I was really happy to finally see Alice in her element, instead of her popping in as firepower for her grandchildren. She does it well, but I love morally grey bounty hunters, and it was good to see the price for her seemingly miraculous abilities. I loved the support system she’d built up, proving without having to say it in as many words that a healthy romantic relationship (even an all-consuming lifetime mission style love) isn’t the only thing you should value. I really liked Alice’s friends on Ithaca, and the variety of ways she solved problems. I felt like her maturity showed in her confidence in her own abilities, and also in her blindspots regarding people/methods she relied on, even when it may not have been the best option.

The only minor complaint I had about this book, and it really is miniscule, is that some of the foreshadowing felt a little heavy handed. Other than that, the obstacles and challenges Alice and the other characters faced were believable, varied and entertaining. I loved the way flashbacks were incorporated into this book, and the slow dawning realisations Alice came to, and then fought back with denial, only to slowly come to accept it once more.  

The characters in this book were varied and entertaining, as always, addressing heavy themes like forced marriage, cannibalism, slavery and the ethics of colonisation without becoming tragic or gloomy. There are some clear feminist themes in this book that I love to see, especially given the time in which Alice would have been born.

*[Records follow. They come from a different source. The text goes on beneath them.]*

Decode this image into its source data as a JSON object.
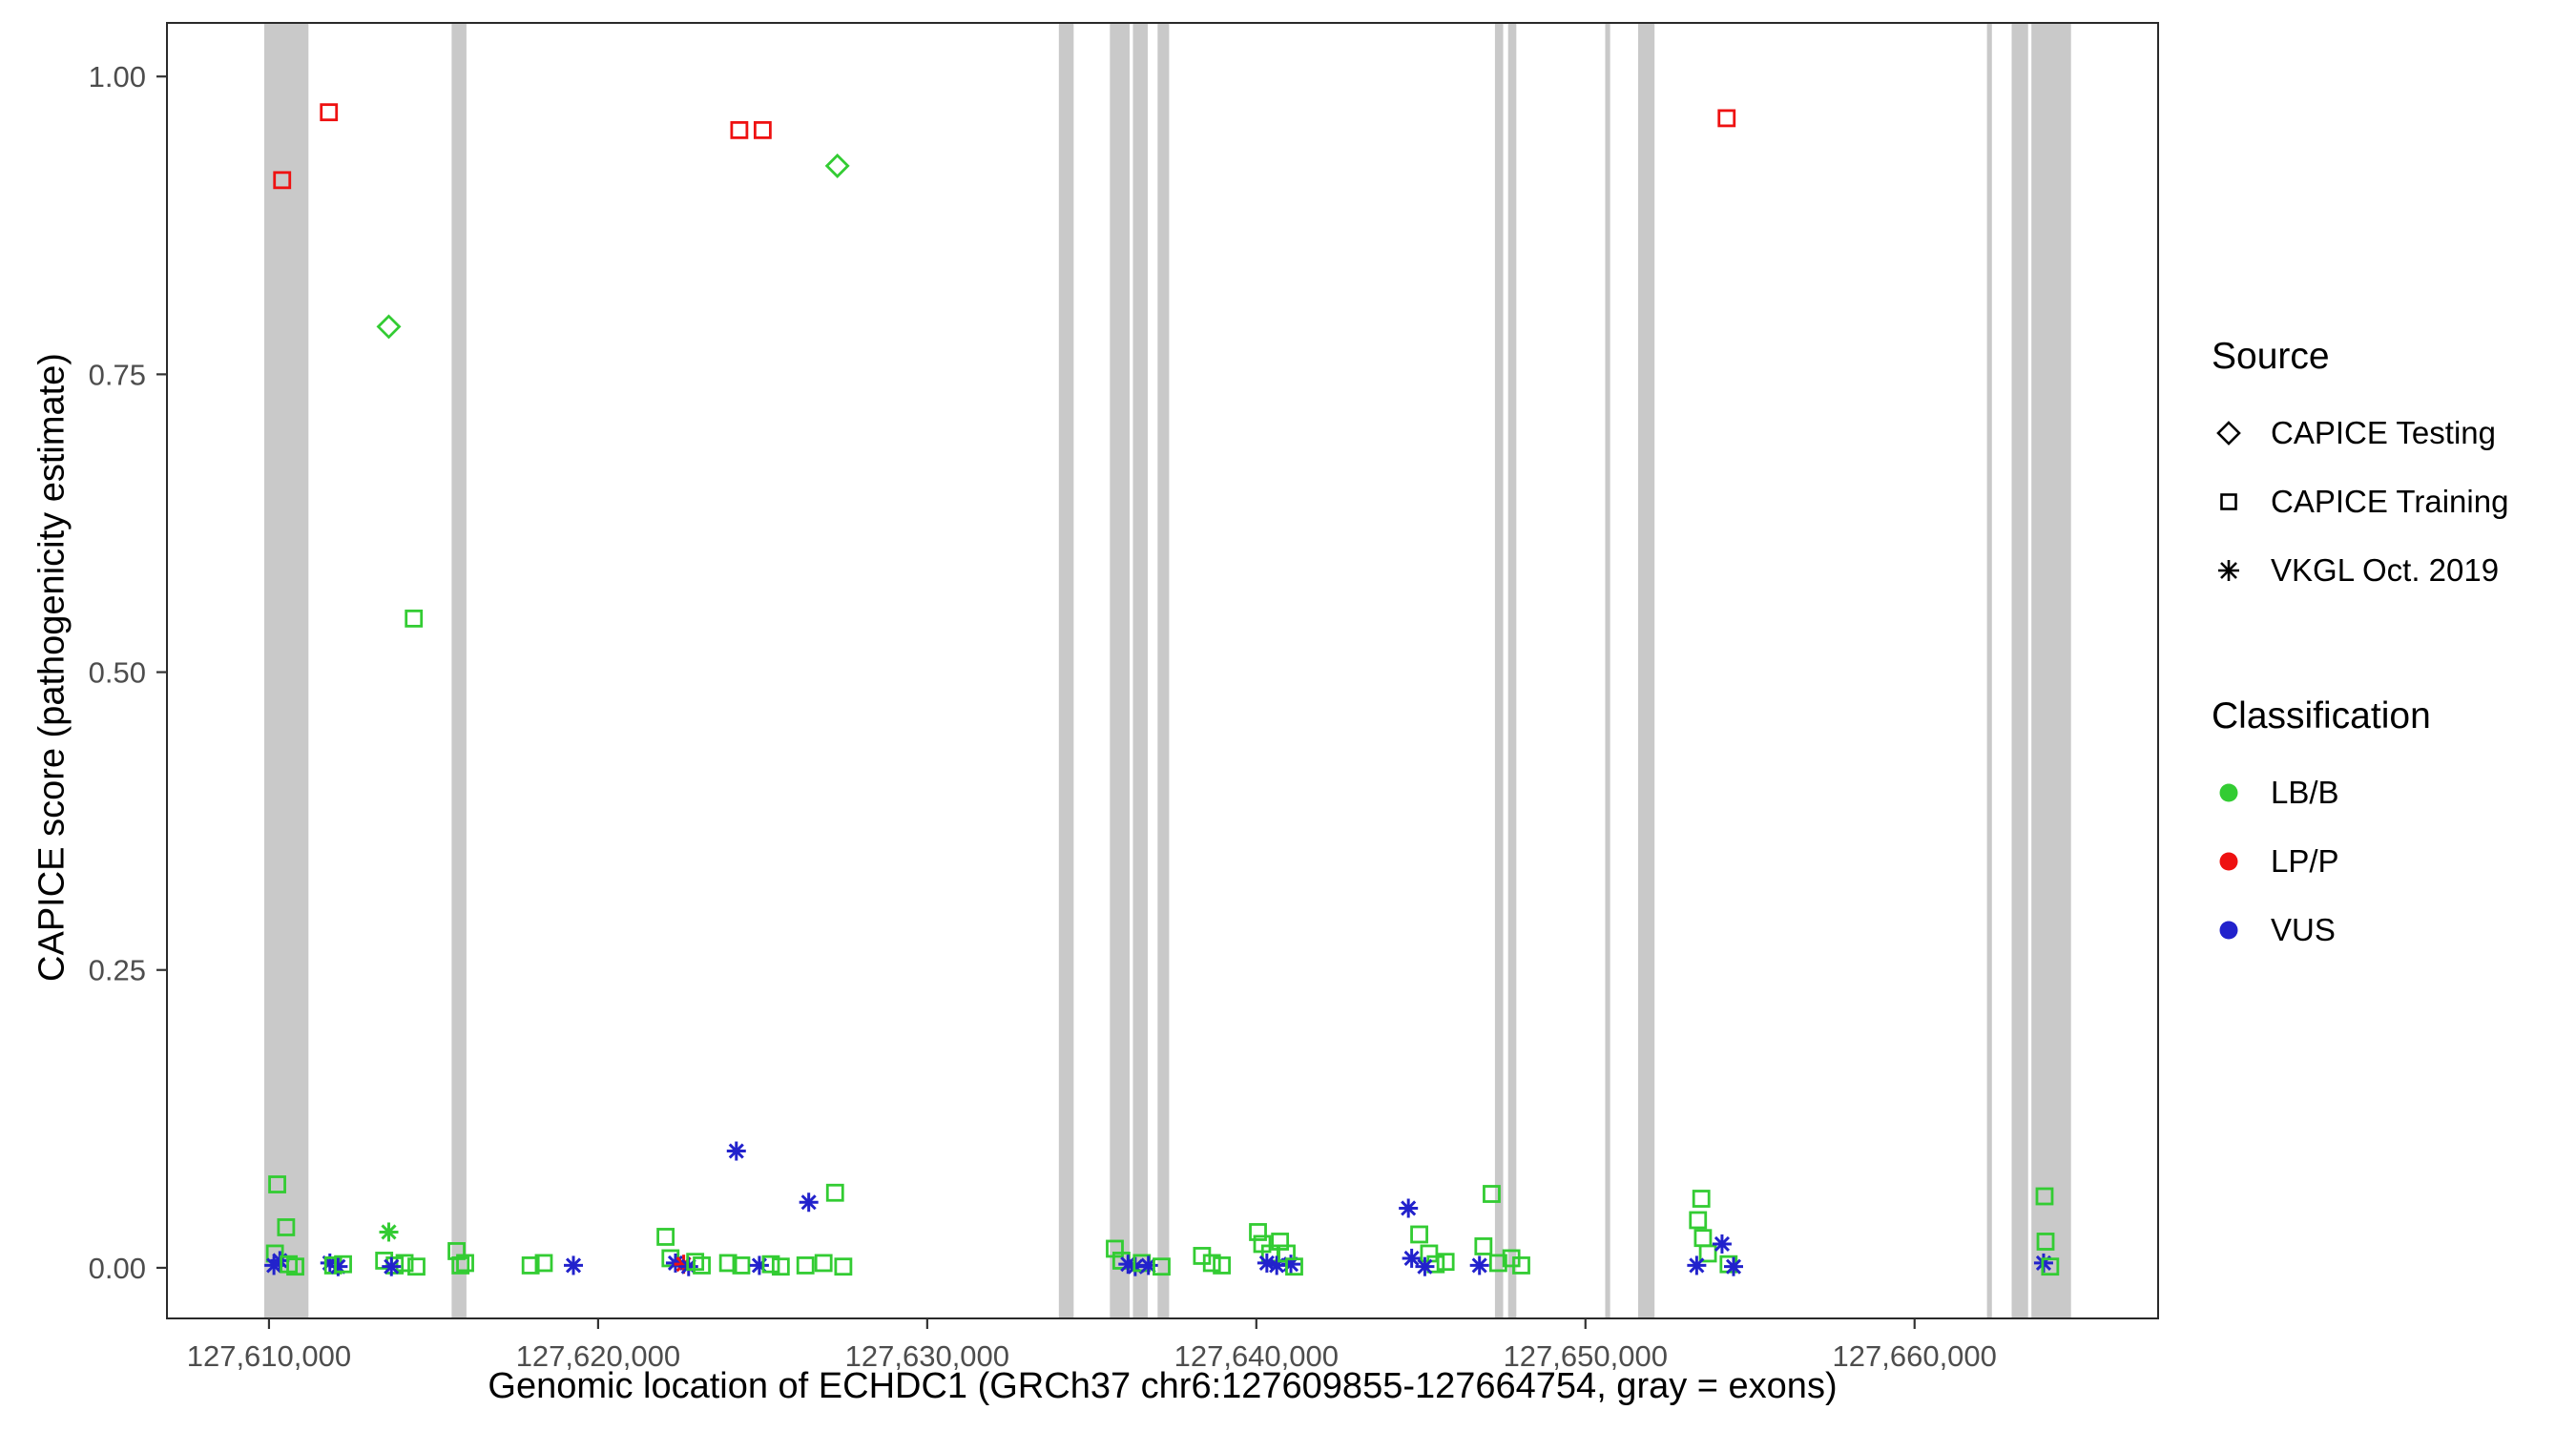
{
  "colors": {
    "LB/B": "#33cc33",
    "LP/P": "#ee1111",
    "VUS": "#2222cc",
    "exon": "#c9c9c9",
    "axis": "#333333"
  },
  "axes": {
    "x_label": "Genomic location of ECHDC1 (GRCh37 chr6:127609855-127664754, gray = exons)",
    "y_label": "CAPICE score (pathogenicity estimate)",
    "x_domain": [
      127606900,
      127667400
    ],
    "y_domain": [
      -0.0425,
      1.045
    ],
    "x_ticks": [
      127610000,
      127620000,
      127630000,
      127640000,
      127650000,
      127660000
    ],
    "x_tick_labels": [
      "127,610,000",
      "127,620,000",
      "127,630,000",
      "127,640,000",
      "127,650,000",
      "127,660,000"
    ],
    "y_ticks": [
      0,
      0.25,
      0.5,
      0.75,
      1
    ],
    "y_tick_labels": [
      "0.00",
      "0.25",
      "0.50",
      "0.75",
      "1.00"
    ]
  },
  "legend": {
    "source_title": "Source",
    "source_items": [
      {
        "label": "CAPICE Testing",
        "shape": "diamond"
      },
      {
        "label": "CAPICE Training",
        "shape": "square"
      },
      {
        "label": "VKGL Oct. 2019",
        "shape": "asterisk"
      }
    ],
    "classification_title": "Classification",
    "classification_items": [
      {
        "label": "LB/B",
        "color": "#33cc33"
      },
      {
        "label": "LP/P",
        "color": "#ee1111"
      },
      {
        "label": "VUS",
        "color": "#2222cc"
      }
    ]
  },
  "chart_data": {
    "type": "scatter",
    "title": "",
    "xlabel": "Genomic location of ECHDC1 (GRCh37 chr6:127609855-127664754, gray = exons)",
    "ylabel": "CAPICE score (pathogenicity estimate)",
    "grid": false,
    "legend_position": "right",
    "exons": [
      [
        127609855,
        127611200
      ],
      [
        127615550,
        127616000
      ],
      [
        127634000,
        127634450
      ],
      [
        127635550,
        127636150
      ],
      [
        127636250,
        127636700
      ],
      [
        127637000,
        127637350
      ],
      [
        127647250,
        127647500
      ],
      [
        127647650,
        127647900
      ],
      [
        127650600,
        127650750
      ],
      [
        127651600,
        127652100
      ],
      [
        127662200,
        127662350
      ],
      [
        127662950,
        127663450
      ],
      [
        127663550,
        127664754
      ]
    ],
    "points": [
      {
        "x": 127610400,
        "y": 0.913,
        "shape": "square",
        "source": "CAPICE Training",
        "class": "LP/P"
      },
      {
        "x": 127611820,
        "y": 0.97,
        "shape": "square",
        "source": "CAPICE Training",
        "class": "LP/P"
      },
      {
        "x": 127624290,
        "y": 0.955,
        "shape": "square",
        "source": "CAPICE Training",
        "class": "LP/P"
      },
      {
        "x": 127625000,
        "y": 0.955,
        "shape": "square",
        "source": "CAPICE Training",
        "class": "LP/P"
      },
      {
        "x": 127654290,
        "y": 0.965,
        "shape": "square",
        "source": "CAPICE Training",
        "class": "LP/P"
      },
      {
        "x": 127627270,
        "y": 0.925,
        "shape": "diamond",
        "source": "CAPICE Testing",
        "class": "LB/B"
      },
      {
        "x": 127613640,
        "y": 0.79,
        "shape": "diamond",
        "source": "CAPICE Testing",
        "class": "LB/B"
      },
      {
        "x": 127614400,
        "y": 0.545,
        "shape": "square",
        "source": "CAPICE Training",
        "class": "LB/B"
      },
      {
        "x": 127610250,
        "y": 0.07,
        "shape": "square",
        "source": "CAPICE Training",
        "class": "LB/B"
      },
      {
        "x": 127610520,
        "y": 0.034,
        "shape": "square",
        "source": "CAPICE Training",
        "class": "LB/B"
      },
      {
        "x": 127610180,
        "y": 0.012,
        "shape": "square",
        "source": "CAPICE Training",
        "class": "LB/B"
      },
      {
        "x": 127610330,
        "y": 0.006,
        "shape": "asterisk",
        "source": "VKGL Oct. 2019",
        "class": "VUS"
      },
      {
        "x": 127610150,
        "y": 0.002,
        "shape": "asterisk",
        "source": "VKGL Oct. 2019",
        "class": "VUS"
      },
      {
        "x": 127610600,
        "y": 0.003,
        "shape": "square",
        "source": "CAPICE Training",
        "class": "LB/B"
      },
      {
        "x": 127610800,
        "y": 0.001,
        "shape": "square",
        "source": "CAPICE Training",
        "class": "LB/B"
      },
      {
        "x": 127611850,
        "y": 0.004,
        "shape": "asterisk",
        "source": "VKGL Oct. 2019",
        "class": "VUS"
      },
      {
        "x": 127611950,
        "y": 0.002,
        "shape": "square",
        "source": "CAPICE Training",
        "class": "LB/B"
      },
      {
        "x": 127612100,
        "y": 0.001,
        "shape": "asterisk",
        "source": "VKGL Oct. 2019",
        "class": "VUS"
      },
      {
        "x": 127612250,
        "y": 0.003,
        "shape": "square",
        "source": "CAPICE Training",
        "class": "LB/B"
      },
      {
        "x": 127613640,
        "y": 0.03,
        "shape": "asterisk",
        "source": "VKGL Oct. 2019",
        "class": "LB/B"
      },
      {
        "x": 127613500,
        "y": 0.006,
        "shape": "square",
        "source": "CAPICE Training",
        "class": "LB/B"
      },
      {
        "x": 127613820,
        "y": 0.002,
        "shape": "square",
        "source": "CAPICE Training",
        "class": "LB/B"
      },
      {
        "x": 127614120,
        "y": 0.004,
        "shape": "square",
        "source": "CAPICE Training",
        "class": "LB/B"
      },
      {
        "x": 127614480,
        "y": 0.001,
        "shape": "square",
        "source": "CAPICE Training",
        "class": "LB/B"
      },
      {
        "x": 127613720,
        "y": 0.001,
        "shape": "asterisk",
        "source": "VKGL Oct. 2019",
        "class": "VUS"
      },
      {
        "x": 127615700,
        "y": 0.014,
        "shape": "square",
        "source": "CAPICE Training",
        "class": "LB/B"
      },
      {
        "x": 127615820,
        "y": 0.002,
        "shape": "square",
        "source": "CAPICE Training",
        "class": "LB/B"
      },
      {
        "x": 127615960,
        "y": 0.004,
        "shape": "square",
        "source": "CAPICE Training",
        "class": "LB/B"
      },
      {
        "x": 127617950,
        "y": 0.002,
        "shape": "square",
        "source": "CAPICE Training",
        "class": "LB/B"
      },
      {
        "x": 127618350,
        "y": 0.004,
        "shape": "square",
        "source": "CAPICE Training",
        "class": "LB/B"
      },
      {
        "x": 127619250,
        "y": 0.002,
        "shape": "asterisk",
        "source": "VKGL Oct. 2019",
        "class": "VUS"
      },
      {
        "x": 127622050,
        "y": 0.026,
        "shape": "square",
        "source": "CAPICE Training",
        "class": "LB/B"
      },
      {
        "x": 127622200,
        "y": 0.008,
        "shape": "square",
        "source": "CAPICE Training",
        "class": "LB/B"
      },
      {
        "x": 127622350,
        "y": 0.004,
        "shape": "asterisk",
        "source": "VKGL Oct. 2019",
        "class": "VUS"
      },
      {
        "x": 127622600,
        "y": 0.003,
        "shape": "asterisk",
        "source": "VKGL Oct. 2019",
        "class": "LP/P"
      },
      {
        "x": 127622750,
        "y": 0.001,
        "shape": "asterisk",
        "source": "VKGL Oct. 2019",
        "class": "VUS"
      },
      {
        "x": 127622950,
        "y": 0.005,
        "shape": "square",
        "source": "CAPICE Training",
        "class": "LB/B"
      },
      {
        "x": 127623150,
        "y": 0.002,
        "shape": "square",
        "source": "CAPICE Training",
        "class": "LB/B"
      },
      {
        "x": 127624200,
        "y": 0.098,
        "shape": "asterisk",
        "source": "VKGL Oct. 2019",
        "class": "VUS"
      },
      {
        "x": 127623950,
        "y": 0.004,
        "shape": "square",
        "source": "CAPICE Training",
        "class": "LB/B"
      },
      {
        "x": 127624350,
        "y": 0.002,
        "shape": "square",
        "source": "CAPICE Training",
        "class": "LB/B"
      },
      {
        "x": 127624900,
        "y": 0.002,
        "shape": "asterisk",
        "source": "VKGL Oct. 2019",
        "class": "VUS"
      },
      {
        "x": 127625250,
        "y": 0.003,
        "shape": "square",
        "source": "CAPICE Training",
        "class": "LB/B"
      },
      {
        "x": 127625550,
        "y": 0.001,
        "shape": "square",
        "source": "CAPICE Training",
        "class": "LB/B"
      },
      {
        "x": 127626400,
        "y": 0.055,
        "shape": "asterisk",
        "source": "VKGL Oct. 2019",
        "class": "VUS"
      },
      {
        "x": 127627200,
        "y": 0.063,
        "shape": "square",
        "source": "CAPICE Training",
        "class": "LB/B"
      },
      {
        "x": 127626300,
        "y": 0.002,
        "shape": "square",
        "source": "CAPICE Training",
        "class": "LB/B"
      },
      {
        "x": 127626850,
        "y": 0.004,
        "shape": "square",
        "source": "CAPICE Training",
        "class": "LB/B"
      },
      {
        "x": 127627450,
        "y": 0.001,
        "shape": "square",
        "source": "CAPICE Training",
        "class": "LB/B"
      },
      {
        "x": 127635700,
        "y": 0.016,
        "shape": "square",
        "source": "CAPICE Training",
        "class": "LB/B"
      },
      {
        "x": 127635900,
        "y": 0.006,
        "shape": "square",
        "source": "CAPICE Training",
        "class": "LB/B"
      },
      {
        "x": 127636100,
        "y": 0.003,
        "shape": "asterisk",
        "source": "VKGL Oct. 2019",
        "class": "VUS"
      },
      {
        "x": 127636320,
        "y": 0.001,
        "shape": "asterisk",
        "source": "VKGL Oct. 2019",
        "class": "VUS"
      },
      {
        "x": 127636520,
        "y": 0.004,
        "shape": "square",
        "source": "CAPICE Training",
        "class": "LB/B"
      },
      {
        "x": 127636720,
        "y": 0.002,
        "shape": "asterisk",
        "source": "VKGL Oct. 2019",
        "class": "VUS"
      },
      {
        "x": 127637120,
        "y": 0.001,
        "shape": "square",
        "source": "CAPICE Training",
        "class": "LB/B"
      },
      {
        "x": 127638350,
        "y": 0.01,
        "shape": "square",
        "source": "CAPICE Training",
        "class": "LB/B"
      },
      {
        "x": 127638650,
        "y": 0.004,
        "shape": "square",
        "source": "CAPICE Training",
        "class": "LB/B"
      },
      {
        "x": 127638950,
        "y": 0.002,
        "shape": "square",
        "source": "CAPICE Training",
        "class": "LB/B"
      },
      {
        "x": 127640050,
        "y": 0.03,
        "shape": "square",
        "source": "CAPICE Training",
        "class": "LB/B"
      },
      {
        "x": 127640180,
        "y": 0.02,
        "shape": "square",
        "source": "CAPICE Training",
        "class": "LB/B"
      },
      {
        "x": 127640420,
        "y": 0.012,
        "shape": "square",
        "source": "CAPICE Training",
        "class": "LB/B"
      },
      {
        "x": 127640720,
        "y": 0.022,
        "shape": "square",
        "source": "CAPICE Training",
        "class": "LB/B"
      },
      {
        "x": 127640320,
        "y": 0.004,
        "shape": "asterisk",
        "source": "VKGL Oct. 2019",
        "class": "VUS"
      },
      {
        "x": 127640620,
        "y": 0.002,
        "shape": "asterisk",
        "source": "VKGL Oct. 2019",
        "class": "VUS"
      },
      {
        "x": 127640920,
        "y": 0.012,
        "shape": "square",
        "source": "CAPICE Training",
        "class": "LB/B"
      },
      {
        "x": 127641050,
        "y": 0.003,
        "shape": "asterisk",
        "source": "VKGL Oct. 2019",
        "class": "VUS"
      },
      {
        "x": 127641150,
        "y": 0.001,
        "shape": "square",
        "source": "CAPICE Training",
        "class": "LB/B"
      },
      {
        "x": 127644620,
        "y": 0.05,
        "shape": "asterisk",
        "source": "VKGL Oct. 2019",
        "class": "VUS"
      },
      {
        "x": 127644950,
        "y": 0.028,
        "shape": "square",
        "source": "CAPICE Training",
        "class": "LB/B"
      },
      {
        "x": 127644720,
        "y": 0.008,
        "shape": "asterisk",
        "source": "VKGL Oct. 2019",
        "class": "VUS"
      },
      {
        "x": 127645250,
        "y": 0.012,
        "shape": "square",
        "source": "CAPICE Training",
        "class": "LB/B"
      },
      {
        "x": 127645450,
        "y": 0.003,
        "shape": "square",
        "source": "CAPICE Training",
        "class": "LB/B"
      },
      {
        "x": 127645120,
        "y": 0.001,
        "shape": "asterisk",
        "source": "VKGL Oct. 2019",
        "class": "VUS"
      },
      {
        "x": 127645750,
        "y": 0.005,
        "shape": "square",
        "source": "CAPICE Training",
        "class": "LB/B"
      },
      {
        "x": 127647150,
        "y": 0.062,
        "shape": "square",
        "source": "CAPICE Training",
        "class": "LB/B"
      },
      {
        "x": 127646900,
        "y": 0.018,
        "shape": "square",
        "source": "CAPICE Training",
        "class": "LB/B"
      },
      {
        "x": 127646780,
        "y": 0.002,
        "shape": "asterisk",
        "source": "VKGL Oct. 2019",
        "class": "VUS"
      },
      {
        "x": 127647350,
        "y": 0.004,
        "shape": "square",
        "source": "CAPICE Training",
        "class": "LB/B"
      },
      {
        "x": 127647750,
        "y": 0.008,
        "shape": "square",
        "source": "CAPICE Training",
        "class": "LB/B"
      },
      {
        "x": 127648050,
        "y": 0.002,
        "shape": "square",
        "source": "CAPICE Training",
        "class": "LB/B"
      },
      {
        "x": 127653520,
        "y": 0.058,
        "shape": "square",
        "source": "CAPICE Training",
        "class": "LB/B"
      },
      {
        "x": 127653420,
        "y": 0.04,
        "shape": "square",
        "source": "CAPICE Training",
        "class": "LB/B"
      },
      {
        "x": 127653570,
        "y": 0.025,
        "shape": "square",
        "source": "CAPICE Training",
        "class": "LB/B"
      },
      {
        "x": 127653720,
        "y": 0.012,
        "shape": "square",
        "source": "CAPICE Training",
        "class": "LB/B"
      },
      {
        "x": 127653380,
        "y": 0.002,
        "shape": "asterisk",
        "source": "VKGL Oct. 2019",
        "class": "VUS"
      },
      {
        "x": 127654150,
        "y": 0.02,
        "shape": "asterisk",
        "source": "VKGL Oct. 2019",
        "class": "VUS"
      },
      {
        "x": 127654350,
        "y": 0.003,
        "shape": "square",
        "source": "CAPICE Training",
        "class": "LB/B"
      },
      {
        "x": 127654500,
        "y": 0.001,
        "shape": "asterisk",
        "source": "VKGL Oct. 2019",
        "class": "VUS"
      },
      {
        "x": 127663950,
        "y": 0.06,
        "shape": "square",
        "source": "CAPICE Training",
        "class": "LB/B"
      },
      {
        "x": 127663980,
        "y": 0.022,
        "shape": "square",
        "source": "CAPICE Training",
        "class": "LB/B"
      },
      {
        "x": 127663920,
        "y": 0.004,
        "shape": "asterisk",
        "source": "VKGL Oct. 2019",
        "class": "VUS"
      },
      {
        "x": 127664120,
        "y": 0.001,
        "shape": "square",
        "source": "CAPICE Training",
        "class": "LB/B"
      }
    ]
  }
}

I love the representation of people with all kinds of values/priorities, I think the mark of a good writer is when not all good, strong, or admirable people are presented as having the same strengths and weaknesses. Alice is not Verity with different hair, or Antimony if she jumped through dimensions for a few decades. She’s a fully fledged character in her own right, and I loved getting a chance to know more about her.

LGBTQ+ representation in this series continues to be top tier, and I loved the way various types of relationships that Alice had (professional, familial, romantic, platonic) are highlighted in Spelunking through Hell.

Spelunking through Hell will be a delight to any long-time fans of Seanan McGuire, and I also think this book would appeal to people who enjoyed VE Schwab’s Shades of Magic or The Invisible Life of Addie LaRue; and would also be a good choice for anyone who enjoyed The Dresden Files, Liz Williams’s Poison Master or Karen Marie Moning’s Fever series.

*Spoilers lie beyond this point, read on at your peril*

I was happy that Thomas and Alice were equally dedicated and stayed faithful throughout their separation, and if the aging pause they both managed seemed a little coincidental, I’ll allow it for the story. Any other situation would have resulted in a lot of angst that may have been believable, but would not have been half as fun to read.

I thought Alice’s blindspot regarding Naga was very well written, she’d endured so much at his hand, and known him for such a long time, that she never thought to question him. I’m also glad that the giant snake ended up being evil not because reptiles bad (a lot of fantasy treats races as a monolith, with good and bad characters being defined by genetics alone, something I find pretty boring and unbelievable) but because he was greedy, a far more universal motivator. I also think the ‘you betrayed me and I would’ve made this choice myself if you’d allowed me to’ is always a heart-wrenching dynamic.

 I was happy that Thomas was always unfailingly respectful of Alice’s autonomy, up to and including allowing her to risk her life. He may be from the 20s or something, but Thomas is a feminist. I can’t wait for him to meet his children and grandchildren, and the outcasts that have been adopted in his absence. The possibilities of him interacting with Antimony, Dominic, James, his children, Sarah, his new great-grandchild and honestly any of the Price-Healy’s is a fascinating one, and I cannot wait to see where the story goes from here.

I also can’t wait to see James and Sally’s reunion and interactions, and I was glad to know that they’re both gay so there’s no annoying ‘destined love’ trope. I always appreciate platonic love being treated as seriously as romantic love, and I adore the gleeful LGBTQ+ representation that Seanan McGuire brings to her books.